Marxists tend to see American society as largely shaped by capitalist relations and rely on the
explanatory power of ownership; it is a simple idea, but with such vast ramifications that Marxist
discussions of class have gone on for more than a century and have become very complex
(Barrera 1979, p. 204).
From the perspective of class then, we would expect any measure that empowers workers
to face an uphill battle in a society controlled by bourgeois interests. The hypothesis here is that
e-voting is not going anywhere because bourgeois politicians attempt to make working men and
women less likely to vote. Avery and Peffley (2005) found that restrictive voter registration laws
do work, in the sense that they change both the composition of the electorate (skewing it
upwards) and the structure of the welfare state (less working class representation results in less
welfare benefits). Why then are the military and the expats able to e-mail their votes? Because
this measure does not help the working class in the least: the expats are mostly upper-class, and
the military, as a tool for protecting upper-class interests, must be placated.
In brief, Marxists would insist that there is an objective economic background to voter
suppression mechanisms, produced by capital's constant pressure for different kinds of labor at
ever-lower prices. Who knows what America would look like with voter turnout at the OECD
average rate (around 70%) versus the current levels (55-60% for presidential elections, and lower
for congressional and state elections) (Desilver 2015). Perhaps enough populist congressmen
would be sent to Washington so that the minimum wage would increase dramatically.
The difficult part to explain through the Marxist lens is the fact that the United States
treats everyone contained within its borders the same way, working class and bourgeois alike.

Marxists could claim that capitalists would gladly sacrifice their own convenience of voting as
long as the workers, who greatly outnumber them, suffer as well: but that seems too simplistic.
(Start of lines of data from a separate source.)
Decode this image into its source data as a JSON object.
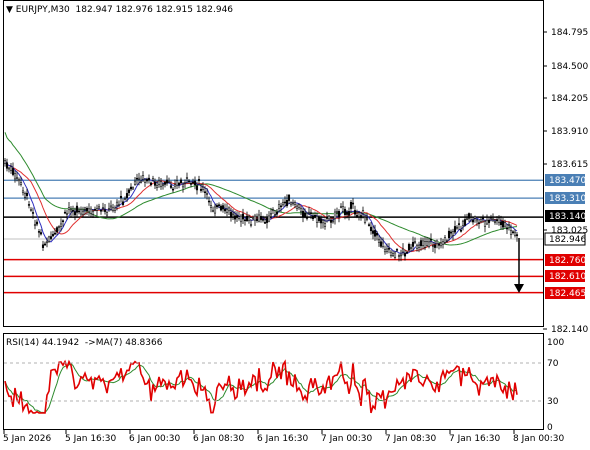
{
  "header": {
    "symbol": "EURJPY,M30",
    "open": "182.947",
    "high": "182.976",
    "low": "182.915",
    "close": "182.946"
  },
  "price_axis": [
    "184.795",
    "184.500",
    "184.205",
    "183.910",
    "183.615",
    "183.025",
    "182.140"
  ],
  "level_labels": {
    "r2": "183.470",
    "r1": "183.310",
    "pivot": "183.140",
    "current": "182.946",
    "s1": "182.760",
    "s2": "182.610",
    "s3": "182.465"
  },
  "rsi": {
    "label": "RSI(14) 44.1942",
    "ma_label": "->MA(7) 48.8366",
    "axis": [
      "100",
      "70",
      "30",
      "0"
    ]
  },
  "time_axis": [
    "5 Jan 2026",
    "5 Jan 16:30",
    "6 Jan 00:30",
    "6 Jan 08:30",
    "6 Jan 16:30",
    "7 Jan 00:30",
    "7 Jan 08:30",
    "7 Jan 16:30",
    "8 Jan 00:30"
  ],
  "colors": {
    "resistance": "#4a7fb5",
    "pivot": "#000000",
    "support": "#e00000",
    "ma_fast": "#3030c0",
    "ma_mid": "#e03030",
    "ma_slow": "#2e8b2e",
    "rsi_line": "#e00000",
    "rsi_ma": "#2e8b2e",
    "arrow": "#000000"
  },
  "chart_data": {
    "type": "candlestick",
    "ylim": [
      182.14,
      185.0
    ],
    "horizontal_levels": [
      183.47,
      183.31,
      183.14,
      182.76,
      182.61,
      182.465
    ],
    "rsi_levels": [
      70,
      30
    ]
  }
}
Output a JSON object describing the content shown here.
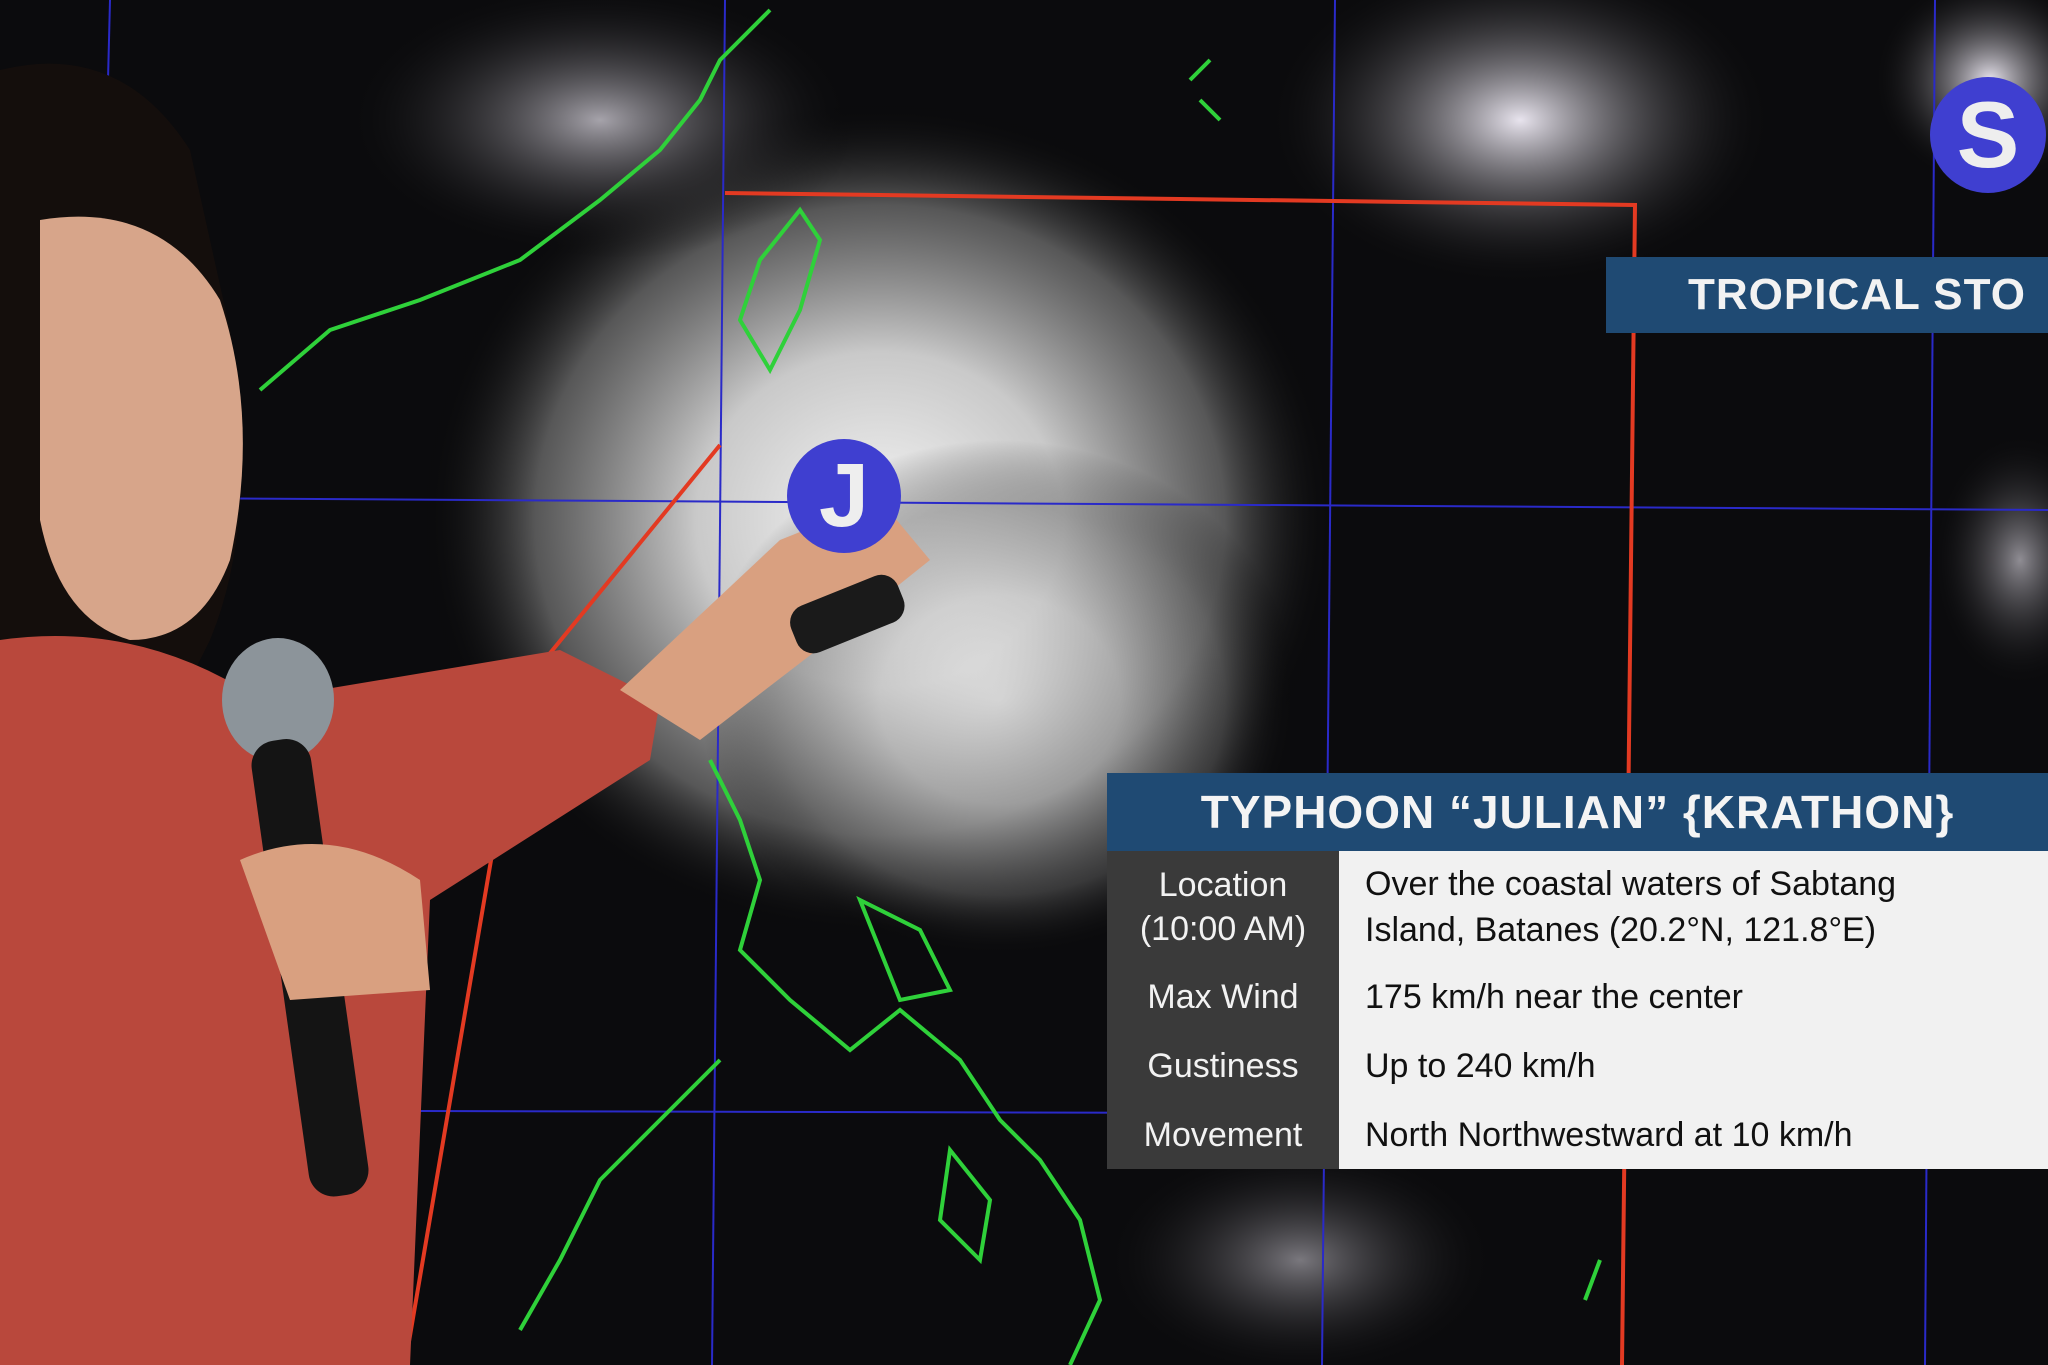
{
  "map": {
    "colors": {
      "background": "#000000",
      "coastline": "#2fd13a",
      "grid": "#2a2ac8",
      "par_box": "#e33a22",
      "banner": "#1f4a73",
      "storm_marker": "#3f3fd0"
    }
  },
  "storm_markers": [
    {
      "letter": "J"
    },
    {
      "letter": "S"
    }
  ],
  "secondary_banner": {
    "title": "TROPICAL STO"
  },
  "info_panel": {
    "title": "TYPHOON “JULIAN” {KRATHON}",
    "rows": [
      {
        "label_line1": "Location",
        "label_line2": "(10:00 AM)",
        "value_line1": "Over the coastal waters of Sabtang",
        "value_line2": "Island, Batanes (20.2°N, 121.8°E)"
      },
      {
        "label": "Max Wind",
        "value": "175 km/h near the center"
      },
      {
        "label": "Gustiness",
        "value": "Up to 240 km/h"
      },
      {
        "label": "Movement",
        "value": "North Northwestward at 10 km/h"
      }
    ]
  }
}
The four theoretical approaches outlined above all point e-voting advocates to different
mechanisms and actions. New institutionalists might emphasize applying pressure on Congress
and continuing institutional reform; multiple streams analysts would point out the importance of
the politics stream and seizing the next window of opportunity; social constructivists imply that
populations asking for fewer barriers at the polls are often negatively constructed ("lazy" and
"fraudsters") and that discourse is an important battlefield; and Marxists would emphasize the
need to organize working men and women along class interests. Four different takes on the
paradoxical situation of the US, the undisputed IT world leader, finding it very difficult so far to
adopt e-government widely and effectively.